JobWatch: Be truthful in your résumé, expert says

Originally published on stltoday.com on December 3, 2010
By: Steve Giegerich
As a favor to an acquaintance, I agreed a couple of years ago to review the contents of her résumé
All seemed in order until I reached the line in the career history that drew attention to her professional experience as a “motivational speaker.”
The next entry boasted of an extended period of employment as an “event planner.”
This came as a surprise because, for as long as I’ve known her, the friend has been employed in the real estate field.
When she asked for feedback on the résumé, I inquired about the unexpected notations.
The motivational speaking, it turned out, was a presentation delivered to colleagues at a realty office.
And the event planning was the 40th birthday bash she had thrown for herself.
It was, as I recall, quite an elaborate and large party. Although, thinking back on some of the weddings I’ve attended, not that large or elaborate.
A retired FBI agent once assigned to tracking down white-collar crime, Ken Springer now operates a New York-based company that helps human resources departments sniff out the embellished or flat-out bogus claims that job-seekers throw on their résumés.
As desperate times beget desperate measures, Springer reports business is booming due to a rate of résumé fabrication that now runs between 20 to 25 percent.

“A lot of people lie on a résumé because they don’t think people are going to check,” Springer said.
It’s an assumption that has proved fatal to many a job prospect.
A résumé has already passed the initial phases of the process by the time the applicant history lands on the desk of an investigator with Springer’s firm, Corporate Resolutions Inc.
The paperwork itself will have progressed through the software screen that ascertains a candidate may be qualified for a specific position.
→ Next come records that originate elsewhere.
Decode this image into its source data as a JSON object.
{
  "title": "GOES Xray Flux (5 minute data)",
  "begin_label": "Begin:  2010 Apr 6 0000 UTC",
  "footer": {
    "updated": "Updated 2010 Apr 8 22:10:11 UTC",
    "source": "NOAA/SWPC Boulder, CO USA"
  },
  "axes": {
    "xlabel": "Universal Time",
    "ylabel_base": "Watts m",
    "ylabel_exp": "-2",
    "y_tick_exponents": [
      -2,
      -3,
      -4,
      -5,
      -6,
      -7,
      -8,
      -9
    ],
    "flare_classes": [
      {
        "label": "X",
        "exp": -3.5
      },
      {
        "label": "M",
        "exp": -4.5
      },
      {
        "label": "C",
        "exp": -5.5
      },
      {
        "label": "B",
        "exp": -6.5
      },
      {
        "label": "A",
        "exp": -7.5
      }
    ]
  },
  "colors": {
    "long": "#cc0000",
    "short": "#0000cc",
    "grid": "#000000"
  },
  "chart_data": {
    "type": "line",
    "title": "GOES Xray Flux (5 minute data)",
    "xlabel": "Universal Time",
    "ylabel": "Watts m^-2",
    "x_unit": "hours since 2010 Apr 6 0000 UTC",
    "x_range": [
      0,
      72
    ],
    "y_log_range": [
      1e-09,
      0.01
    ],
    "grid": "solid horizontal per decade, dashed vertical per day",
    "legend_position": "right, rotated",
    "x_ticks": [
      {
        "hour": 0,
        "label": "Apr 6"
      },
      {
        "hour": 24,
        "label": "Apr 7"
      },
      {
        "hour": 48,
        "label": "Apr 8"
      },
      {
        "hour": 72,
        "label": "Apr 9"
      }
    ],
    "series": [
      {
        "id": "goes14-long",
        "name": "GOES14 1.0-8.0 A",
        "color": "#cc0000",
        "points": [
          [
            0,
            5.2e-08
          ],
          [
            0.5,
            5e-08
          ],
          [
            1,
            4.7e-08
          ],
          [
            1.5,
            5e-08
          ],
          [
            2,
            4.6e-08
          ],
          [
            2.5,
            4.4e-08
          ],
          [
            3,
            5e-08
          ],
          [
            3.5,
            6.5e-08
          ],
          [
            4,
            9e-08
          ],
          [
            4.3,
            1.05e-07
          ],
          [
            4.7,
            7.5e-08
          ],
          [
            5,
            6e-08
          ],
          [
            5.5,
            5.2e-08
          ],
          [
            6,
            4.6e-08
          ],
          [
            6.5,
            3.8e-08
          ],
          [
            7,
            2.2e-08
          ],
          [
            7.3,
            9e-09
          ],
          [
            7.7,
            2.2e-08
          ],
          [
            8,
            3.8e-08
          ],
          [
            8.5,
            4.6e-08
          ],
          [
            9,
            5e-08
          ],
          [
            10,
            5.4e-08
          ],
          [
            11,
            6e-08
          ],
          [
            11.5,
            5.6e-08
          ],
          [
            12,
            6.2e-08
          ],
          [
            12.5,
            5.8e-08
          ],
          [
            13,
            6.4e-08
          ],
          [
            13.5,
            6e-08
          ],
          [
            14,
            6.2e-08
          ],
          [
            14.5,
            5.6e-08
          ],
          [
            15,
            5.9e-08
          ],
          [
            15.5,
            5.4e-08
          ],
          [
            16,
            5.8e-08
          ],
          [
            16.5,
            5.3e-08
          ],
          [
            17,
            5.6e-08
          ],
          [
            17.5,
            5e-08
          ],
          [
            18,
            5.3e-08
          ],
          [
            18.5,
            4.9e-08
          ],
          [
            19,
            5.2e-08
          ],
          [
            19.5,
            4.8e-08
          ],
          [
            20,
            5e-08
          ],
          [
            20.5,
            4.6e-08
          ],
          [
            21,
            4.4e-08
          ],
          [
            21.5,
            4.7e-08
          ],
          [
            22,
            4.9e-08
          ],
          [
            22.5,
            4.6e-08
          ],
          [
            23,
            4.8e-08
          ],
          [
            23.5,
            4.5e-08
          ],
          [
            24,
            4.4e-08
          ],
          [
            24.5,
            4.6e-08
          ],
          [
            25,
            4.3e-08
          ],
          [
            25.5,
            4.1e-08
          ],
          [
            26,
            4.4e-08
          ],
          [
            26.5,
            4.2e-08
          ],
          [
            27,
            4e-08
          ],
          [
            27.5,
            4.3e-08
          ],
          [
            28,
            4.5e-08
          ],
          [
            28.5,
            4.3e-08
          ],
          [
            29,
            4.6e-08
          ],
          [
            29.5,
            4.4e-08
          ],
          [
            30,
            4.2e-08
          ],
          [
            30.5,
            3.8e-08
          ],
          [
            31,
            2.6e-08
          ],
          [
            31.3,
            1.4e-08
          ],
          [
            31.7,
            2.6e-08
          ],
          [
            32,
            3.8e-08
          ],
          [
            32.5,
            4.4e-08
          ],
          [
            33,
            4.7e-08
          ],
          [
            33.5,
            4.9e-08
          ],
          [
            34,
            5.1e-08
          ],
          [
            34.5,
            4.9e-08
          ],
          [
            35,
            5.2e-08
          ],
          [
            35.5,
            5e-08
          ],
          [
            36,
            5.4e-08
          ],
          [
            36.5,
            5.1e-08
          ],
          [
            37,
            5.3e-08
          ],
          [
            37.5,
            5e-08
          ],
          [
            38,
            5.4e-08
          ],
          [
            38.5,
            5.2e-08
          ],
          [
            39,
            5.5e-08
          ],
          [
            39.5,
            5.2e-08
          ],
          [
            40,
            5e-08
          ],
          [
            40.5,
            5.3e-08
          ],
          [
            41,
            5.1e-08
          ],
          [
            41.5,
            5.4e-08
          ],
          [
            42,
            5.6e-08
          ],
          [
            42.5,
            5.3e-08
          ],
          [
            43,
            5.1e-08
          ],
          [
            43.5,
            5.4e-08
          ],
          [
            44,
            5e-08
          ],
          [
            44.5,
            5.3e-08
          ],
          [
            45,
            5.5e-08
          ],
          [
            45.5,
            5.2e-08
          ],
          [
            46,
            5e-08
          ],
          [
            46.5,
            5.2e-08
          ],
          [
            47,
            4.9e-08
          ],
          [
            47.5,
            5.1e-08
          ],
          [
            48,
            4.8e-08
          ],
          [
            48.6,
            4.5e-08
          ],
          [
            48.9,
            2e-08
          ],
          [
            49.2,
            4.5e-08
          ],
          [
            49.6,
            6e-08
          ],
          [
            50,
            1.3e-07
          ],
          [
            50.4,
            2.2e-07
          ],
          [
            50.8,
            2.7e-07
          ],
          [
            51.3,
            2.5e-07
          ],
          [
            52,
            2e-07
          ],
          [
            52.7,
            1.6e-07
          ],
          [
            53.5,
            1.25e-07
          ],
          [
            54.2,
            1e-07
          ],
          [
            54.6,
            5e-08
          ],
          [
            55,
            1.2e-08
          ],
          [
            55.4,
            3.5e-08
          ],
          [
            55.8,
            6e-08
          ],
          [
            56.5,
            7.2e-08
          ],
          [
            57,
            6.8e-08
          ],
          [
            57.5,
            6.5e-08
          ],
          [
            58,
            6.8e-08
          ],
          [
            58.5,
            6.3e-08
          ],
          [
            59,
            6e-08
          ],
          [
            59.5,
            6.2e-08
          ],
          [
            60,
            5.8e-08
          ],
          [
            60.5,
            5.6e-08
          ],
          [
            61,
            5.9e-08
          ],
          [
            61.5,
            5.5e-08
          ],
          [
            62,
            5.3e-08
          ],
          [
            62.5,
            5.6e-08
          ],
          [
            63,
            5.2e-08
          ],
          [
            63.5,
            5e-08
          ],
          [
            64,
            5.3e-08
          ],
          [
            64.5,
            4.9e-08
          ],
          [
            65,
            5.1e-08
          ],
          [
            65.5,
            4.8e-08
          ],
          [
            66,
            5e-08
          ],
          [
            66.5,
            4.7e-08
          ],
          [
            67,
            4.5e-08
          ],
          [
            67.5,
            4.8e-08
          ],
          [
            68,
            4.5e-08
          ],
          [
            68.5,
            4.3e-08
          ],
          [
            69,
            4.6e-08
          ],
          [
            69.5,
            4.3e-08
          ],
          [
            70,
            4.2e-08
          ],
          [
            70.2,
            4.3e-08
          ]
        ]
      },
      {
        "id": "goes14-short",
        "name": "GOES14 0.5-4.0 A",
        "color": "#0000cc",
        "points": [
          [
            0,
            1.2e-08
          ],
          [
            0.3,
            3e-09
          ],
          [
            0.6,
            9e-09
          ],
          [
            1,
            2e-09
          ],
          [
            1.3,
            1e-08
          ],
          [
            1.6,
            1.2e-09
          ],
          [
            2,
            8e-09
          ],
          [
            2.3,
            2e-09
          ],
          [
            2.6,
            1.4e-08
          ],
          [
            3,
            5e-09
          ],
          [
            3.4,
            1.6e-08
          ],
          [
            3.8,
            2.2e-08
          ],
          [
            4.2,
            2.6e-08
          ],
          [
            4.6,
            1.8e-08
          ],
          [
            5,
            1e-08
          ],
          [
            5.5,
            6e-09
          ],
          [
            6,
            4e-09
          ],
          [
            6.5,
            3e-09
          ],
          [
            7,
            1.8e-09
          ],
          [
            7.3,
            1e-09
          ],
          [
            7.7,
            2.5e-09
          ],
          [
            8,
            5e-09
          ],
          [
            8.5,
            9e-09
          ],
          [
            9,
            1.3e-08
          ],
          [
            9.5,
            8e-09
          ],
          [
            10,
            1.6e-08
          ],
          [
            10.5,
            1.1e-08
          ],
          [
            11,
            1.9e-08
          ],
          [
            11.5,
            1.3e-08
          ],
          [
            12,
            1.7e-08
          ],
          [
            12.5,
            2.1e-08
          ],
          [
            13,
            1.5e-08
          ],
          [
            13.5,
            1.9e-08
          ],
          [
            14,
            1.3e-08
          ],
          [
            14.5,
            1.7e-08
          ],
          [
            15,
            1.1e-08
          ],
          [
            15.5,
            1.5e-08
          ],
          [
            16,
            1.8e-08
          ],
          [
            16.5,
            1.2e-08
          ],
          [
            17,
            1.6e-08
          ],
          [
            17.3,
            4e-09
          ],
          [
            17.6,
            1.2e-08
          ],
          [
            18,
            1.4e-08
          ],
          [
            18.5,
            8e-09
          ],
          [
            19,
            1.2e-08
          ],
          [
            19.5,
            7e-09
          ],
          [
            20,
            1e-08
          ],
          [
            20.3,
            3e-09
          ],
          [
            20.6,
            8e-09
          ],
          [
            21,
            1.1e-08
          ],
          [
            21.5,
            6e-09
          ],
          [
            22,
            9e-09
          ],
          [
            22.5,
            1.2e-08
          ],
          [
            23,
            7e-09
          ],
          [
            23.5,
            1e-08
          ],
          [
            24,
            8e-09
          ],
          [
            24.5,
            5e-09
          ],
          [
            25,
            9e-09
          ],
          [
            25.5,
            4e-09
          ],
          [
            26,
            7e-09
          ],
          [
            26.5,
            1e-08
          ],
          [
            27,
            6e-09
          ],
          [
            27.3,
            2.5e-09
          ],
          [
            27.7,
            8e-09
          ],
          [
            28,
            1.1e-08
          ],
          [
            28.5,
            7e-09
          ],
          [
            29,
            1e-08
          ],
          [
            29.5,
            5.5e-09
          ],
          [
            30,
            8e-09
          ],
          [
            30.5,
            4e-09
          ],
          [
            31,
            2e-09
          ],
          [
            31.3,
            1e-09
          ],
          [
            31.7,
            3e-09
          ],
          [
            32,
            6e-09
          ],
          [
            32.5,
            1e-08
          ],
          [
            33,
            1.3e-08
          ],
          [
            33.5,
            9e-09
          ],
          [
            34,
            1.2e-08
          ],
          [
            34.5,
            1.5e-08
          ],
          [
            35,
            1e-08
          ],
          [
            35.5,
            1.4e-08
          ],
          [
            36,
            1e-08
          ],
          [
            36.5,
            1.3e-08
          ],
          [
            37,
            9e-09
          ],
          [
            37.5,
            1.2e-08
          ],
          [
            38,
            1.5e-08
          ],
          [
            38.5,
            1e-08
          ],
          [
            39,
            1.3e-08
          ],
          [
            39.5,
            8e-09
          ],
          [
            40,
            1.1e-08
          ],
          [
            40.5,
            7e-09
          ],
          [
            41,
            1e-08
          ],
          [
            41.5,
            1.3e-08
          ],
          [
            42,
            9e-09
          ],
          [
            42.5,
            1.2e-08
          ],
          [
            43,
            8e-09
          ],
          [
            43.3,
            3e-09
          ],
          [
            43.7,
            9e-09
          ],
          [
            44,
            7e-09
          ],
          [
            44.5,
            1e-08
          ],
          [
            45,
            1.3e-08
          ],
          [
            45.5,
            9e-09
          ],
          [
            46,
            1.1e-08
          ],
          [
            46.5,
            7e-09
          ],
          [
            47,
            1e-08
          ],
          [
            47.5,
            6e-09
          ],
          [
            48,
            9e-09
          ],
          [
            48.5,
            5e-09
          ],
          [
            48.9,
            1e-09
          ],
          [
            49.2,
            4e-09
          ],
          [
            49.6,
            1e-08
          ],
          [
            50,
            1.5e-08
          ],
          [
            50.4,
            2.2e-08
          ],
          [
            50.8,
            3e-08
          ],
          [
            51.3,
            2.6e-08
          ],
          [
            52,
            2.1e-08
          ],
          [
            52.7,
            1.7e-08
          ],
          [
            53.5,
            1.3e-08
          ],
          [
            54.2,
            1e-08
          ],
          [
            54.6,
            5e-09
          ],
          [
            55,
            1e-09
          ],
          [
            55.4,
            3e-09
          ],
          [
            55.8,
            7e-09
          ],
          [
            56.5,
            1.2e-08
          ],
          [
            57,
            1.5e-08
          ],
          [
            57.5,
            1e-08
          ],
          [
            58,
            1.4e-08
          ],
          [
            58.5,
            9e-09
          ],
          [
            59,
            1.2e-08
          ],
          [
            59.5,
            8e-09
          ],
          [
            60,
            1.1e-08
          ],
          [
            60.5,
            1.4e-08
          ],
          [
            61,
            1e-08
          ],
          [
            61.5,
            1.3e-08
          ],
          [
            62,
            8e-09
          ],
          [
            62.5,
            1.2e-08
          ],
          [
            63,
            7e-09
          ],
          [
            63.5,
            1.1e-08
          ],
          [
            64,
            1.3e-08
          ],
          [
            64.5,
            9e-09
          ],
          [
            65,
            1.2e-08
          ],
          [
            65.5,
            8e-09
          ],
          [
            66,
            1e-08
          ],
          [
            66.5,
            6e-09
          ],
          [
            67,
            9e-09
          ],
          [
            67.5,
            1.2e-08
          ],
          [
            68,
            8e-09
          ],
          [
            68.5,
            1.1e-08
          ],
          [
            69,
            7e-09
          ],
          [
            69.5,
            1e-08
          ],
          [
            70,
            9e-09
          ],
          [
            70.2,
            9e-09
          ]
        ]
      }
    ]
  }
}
And the candidate has weathered a preliminary interview with a human resources professional.
The task of determining whether the résumé stretches or lacks so much as a middling connection to the truth begins the moment the file is turned over to Corporate Resolution Inc.
It has been Springer’s experience that the truth, when shaded, starts to unravel before a job-seeker’s career ever began.
“You’d be surprised how many people say they have a degree that they haven’t earned,” he said.
Or “overstate their tenure” by claiming to have been employed by a company for five years when, in reality, they departed after four years.
To Springer, it’s the gap in employment history that really gets the red flag glaring.
“It’s not what they tell you,” Springer said. “It’s what they don’t tell you.”
The hole means a candidate has something to hide — and it’s usually an involuntary separation.
“Unfortunately, everyone in the world has been fired at one time or another,” said the onetime gumshoe.
“But you’re better off explaining the situation (during the get-acquainted interview) that led it to happen.”
Because it doesn’t bode well for one’s job prospects should matters far more nefarious than an employee-employer personality conflict emerge when firms like Corporate Resolutions chat up former colleagues and dig through public court documents.
With corporations keenly aware of the desperation factor, due diligence is the order of the day as job-deprived applicants flood human resources departments with résumés.
“They know they can’t afford to have blinders on anymore and fall in love with a candidate too soon. They want to make sure a (Bernard) Madoff doesn’t happen again,” said Springer, referring to the investment banker imprisoned for the largest swindle in U.S. history.
From the employer’s standpoint, it’s always better that a “material misrepresentation or discrepancy” — Springer politely refers to it as “fluffing” — come to light before a candidate becomes an employee.
“Past history is indicative of future performance,” he said.
Which could explain why my friend, her credentials as an motivational speaker and event planner notwithstanding, is still looking for a job.